平安時代から受け継がれた由緒ある刀とか、十二単とか、草薙の剣とか、別に今の時代使わないし要らないけれど伝統あるから捨てられない物がいろいろ置かれている。
「うむ、これだ。この巻物は平安時代から千年続く節原家の家系図で、一兄くんの言ってることが本当なら名前も載ってるはずだ」
「太っ! さすが千年の歴史!」
父者は丸太のような巻物を持ってきた。
八四〇……いや養子に迎えた時期を考えると八五〇年くらい遡る。

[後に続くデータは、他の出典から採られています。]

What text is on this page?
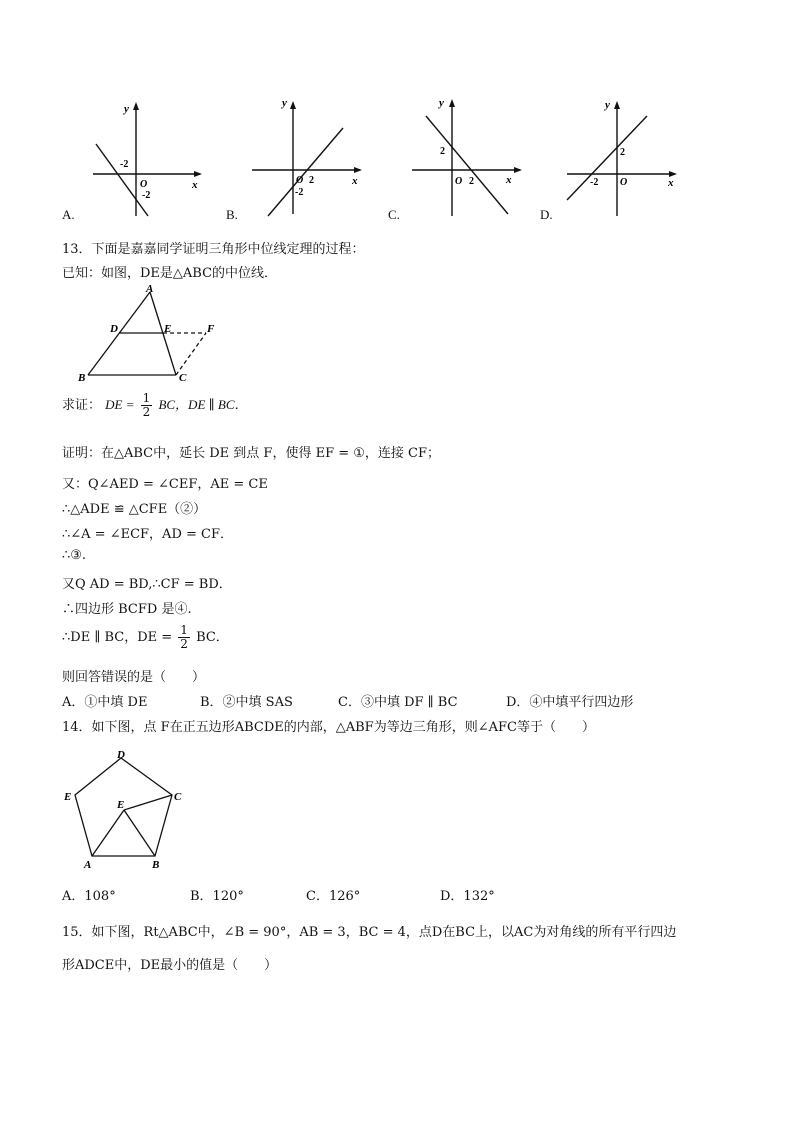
y
x
-2
O
-2
A.
y
x
O 2
-2
B.
y
x
2
O 2
C.
y
x
2
-2 O
D.
13．下面是嘉嘉同学证明三角形中位线定理的过程：
已知：如图，DE是△ABC的中位线．
A
B	C
D	E	F
求证： DE = $\frac{1}{2}$ BC，DE ∥ BC．
证明：在△ABC中，延长 DE 到点 F，使得 EF = ①，连接 CF；
又：Q∠AED = ∠CEF，AE = CE
∴△ADE ≌ △CFE（②）
∴∠A = ∠ECF，AD = CF．
∴③.
又Q AD = BD,∴CF = BD．
∴四边形 BCFD 是④.
∴DE ∥ BC，DE = $\frac{1}{2}$ BC．
则回答错误的是（　　）
A．①中填 DE	B．②中填 SAS	C．③中填 DF ∥ BC	D．④中填平行四边形
14．如下图，点 F在正五边形ABCDE的内部，△ABF为等边三角形，则∠AFC等于（　　）
D
E	C
E
A	B
A．108°	B．120°	C．126°	D．132°
15．如下图，Rt△ABC中，∠B = 90°，AB = 3，BC = 4，点D在BC上，以AC为对角线的所有平行四边
形ADCE中，DE最小的值是（　　）
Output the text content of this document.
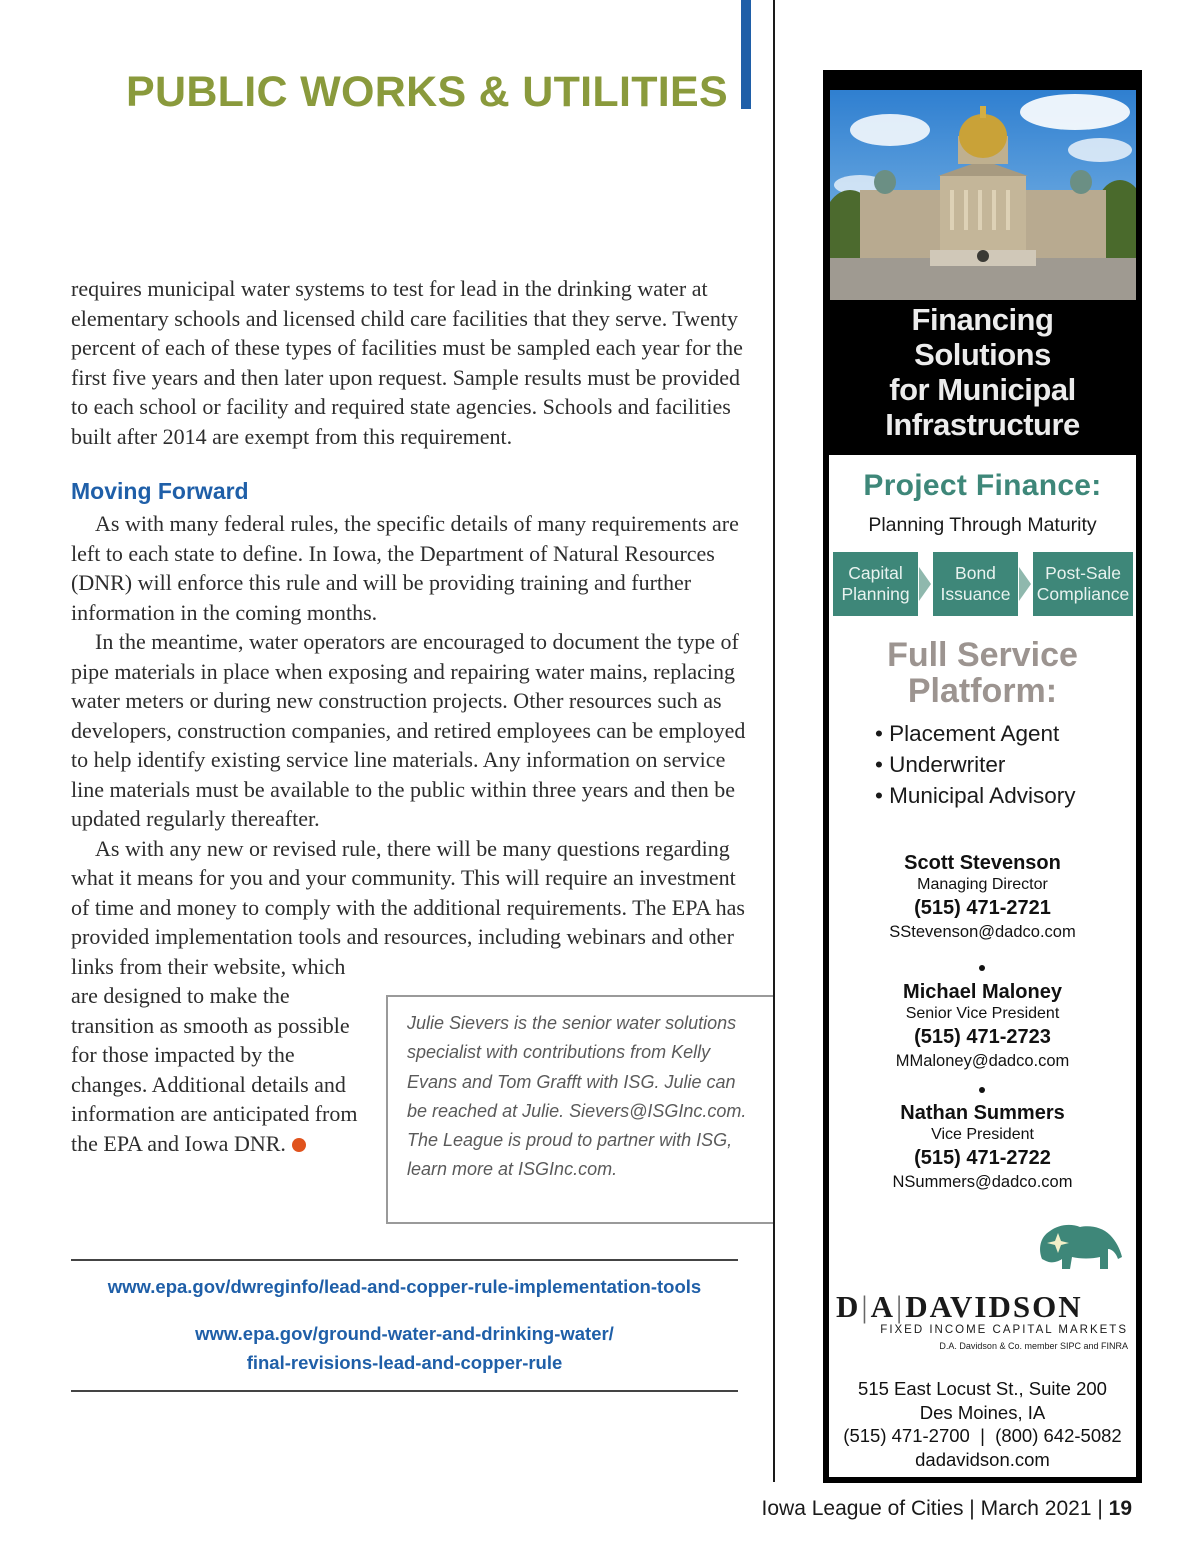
PUBLIC WORKS & UTILITIES

requires municipal water systems to test for lead in the drinking water at elementary schools and licensed child care facilities that they serve. Twenty percent of each of these types of facilities must be sampled each year for the first five years and then later upon request. Sample results must be provided to each school or facility and required state agencies. Schools and facilities built after 2014 are exempt from this requirement.

Moving Forward

As with many federal rules, the specific details of many requirements are left to each state to define. In Iowa, the Department of Natural Resources (DNR) will enforce this rule and will be providing training and further information in the coming months.

In the meantime, water operators are encouraged to document the type of pipe materials in place when exposing and repairing water mains, replacing water meters or during new construction projects. Other resources such as developers, construction companies, and retired employees can be employed to help identify existing service line materials. Any information on service line materials must be available to the public within three years and then be updated regularly thereafter.

As with any new or revised rule, there will be many questions regarding what it means for you and your community. This will require an investment of time and money to comply with the additional requirements. The EPA has provided implementation tools and resources, including webinars and other links from their website, which

are designed to make the transition as smooth as possible for those impacted by the changes. Additional details and information are anticipated from the EPA and Iowa DNR.

Julie Sievers is the senior water solutions specialist with contributions from Kelly Evans and Tom Grafft with ISG. Julie can be reached at Julie. Sievers@ISGInc.com. The League is proud to partner with ISG, learn more at ISGInc.com.

www.epa.gov/dwreginfo/lead-and-copper-rule-implementation-tools
www.epa.gov/ground-water-and-drinking-water/
final-revisions-lead-and-copper-rule

Iowa League of Cities | March 2021 | 19

Financing
Solutions
for Municipal
Infrastructure
Project Finance:
Planning Through Maturity
Capital
Planning
Bond
Issuance
Post-Sale
Compliance
Full Service
Platform:
• Placement Agent
• Underwriter
• Municipal Advisory
Scott Stevenson
Managing Director
(515) 471-2721
SStevenson@dadco.com
Michael Maloney
Senior Vice President
(515) 471-2723
MMaloney@dadco.com
Nathan Summers
Vice President
(515) 471-2722
NSummers@dadco.com
D|A|DAVIDSON
FIXED INCOME CAPITAL MARKETS
D.A. Davidson & Co. member SIPC and FINRA
515 East Locust St., Suite 200
Des Moines, IA
(515) 471-2700  |  (800) 642-5082
dadavidson.com
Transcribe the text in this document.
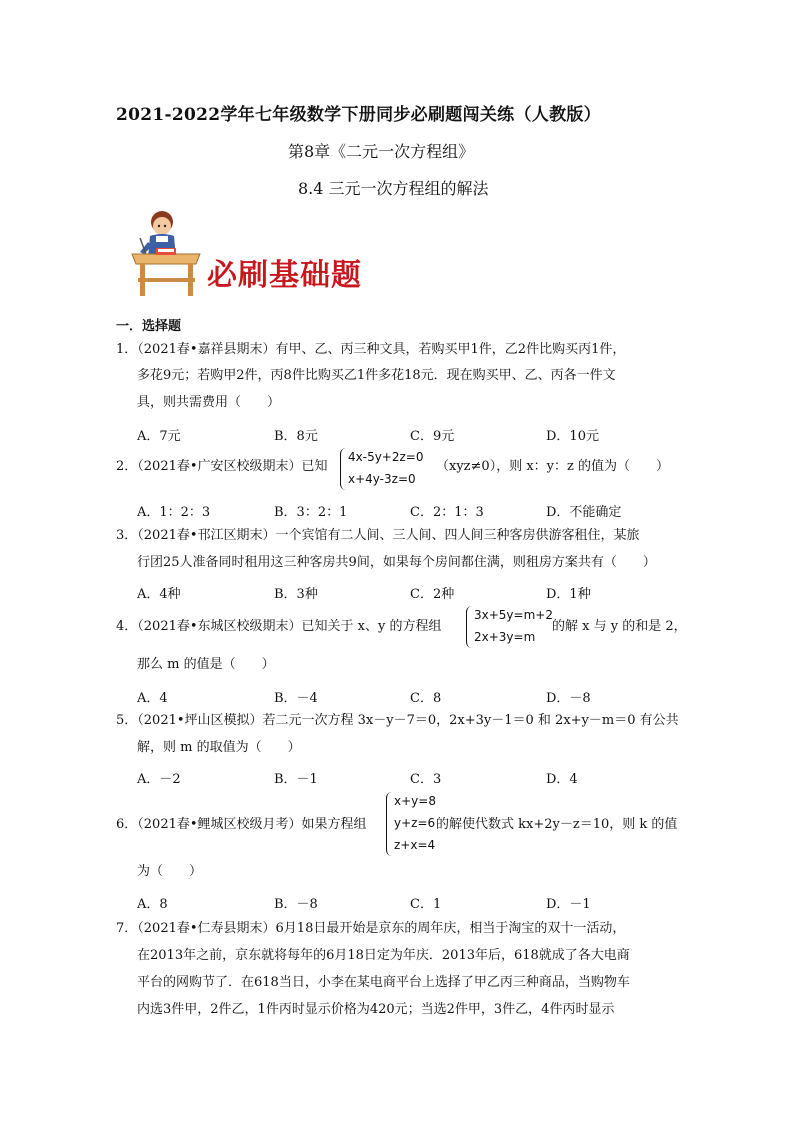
2021-2022学年七年级数学下册同步必刷题闯关练（人教版）
第8章《二元一次方程组》
8.4 三元一次方程组的解法
必刷基础题
一．选择题
1．（2021春•嘉祥县期末）有甲、乙、丙三种文具，若购买甲1件，乙2件比购买丙1件，
多花9元；若购甲2件，丙8件比购买乙1件多花18元．现在购买甲、乙、丙各一件文
具，则共需费用（　　）
A．7元	B．8元	C．9元	D．10元
2．（2021春•广安区校级期末）已知
4x-5y+2z=0
x+4y-3z=0
（xyz≠0），则 x：y：z 的值为（　　）
A．1：2：3	B．3：2：1	C．2：1：3	D．不能确定
3．（2021春•邗江区期末）一个宾馆有二人间、三人间、四人间三种客房供游客租住，某旅
行团25人准备同时租用这三种客房共9间，如果每个房间都住满，则租房方案共有（　　）
A．4种	B．3种	C．2种	D．1种
4．（2021春•东城区校级期末）已知关于 x、y 的方程组
3x+5y=m+2
2x+3y=m
的解 x 与 y 的和是 2，
那么 m 的值是（　　）
A．4	B．－4	C．8	D．－8
5．（2021•坪山区模拟）若二元一次方程 3x－y－7＝0，2x+3y－1＝0 和 2x+y－m＝0 有公共
解，则 m 的取值为（　　）
A．－2	B．－1	C．3	D．4
6．（2021春•鲤城区校级月考）如果方程组
x+y=8
y+z=6
z+x=4
的解使代数式 kx+2y－z＝10，则 k 的值
为（　　）
A．8	B．－8	C．1	D．－1
7．（2021春•仁寿县期末）6月18日最开始是京东的周年庆，相当于淘宝的双十一活动，
在2013年之前，京东就将每年的6月18日定为年庆．2013年后，618就成了各大电商
平台的网购节了．在618当日，小李在某电商平台上选择了甲乙丙三种商品，当购物车
内选3件甲，2件乙，1件丙时显示价格为420元；当选2件甲，3件乙，4件丙时显示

スペースが足りないからみんな廊下に出て巻物を広げた。
「コロコロ~」
巻物がレッドカーペットのように転がり開いていく。
一一七〇年代……ムカつくくらい読みにくい文字で節原先祖丸・妻子の名前があり、その間に娘の妹子の名前があり、付け足されるように「一兄(養子)」と名があった。
自称兄の言っていることが本当だと証明された。
「息子よ!」
「父母者!」
四十代の両親と八百五十代の兄が抱擁する光景は脳が理解を拒む。
「さあ妹よ!」
「娘よ!」
三人の変態が両手を広げる。
「純度百パーセントの他人でしょうが! 会ったばかりの男が兄だなんて私は認めませんからね!」
と、話しが進んだその時だった。
「や~ら~れ~た~!」
道場から聞こえる釜瀬の声。
「今何時?」
「酉の刻よ」
「わからん!」
「18時半よ」
高校生以上の門下生を含めた本稽古は始まっている。同時に道場破りとの戦いも始まっている時間だった。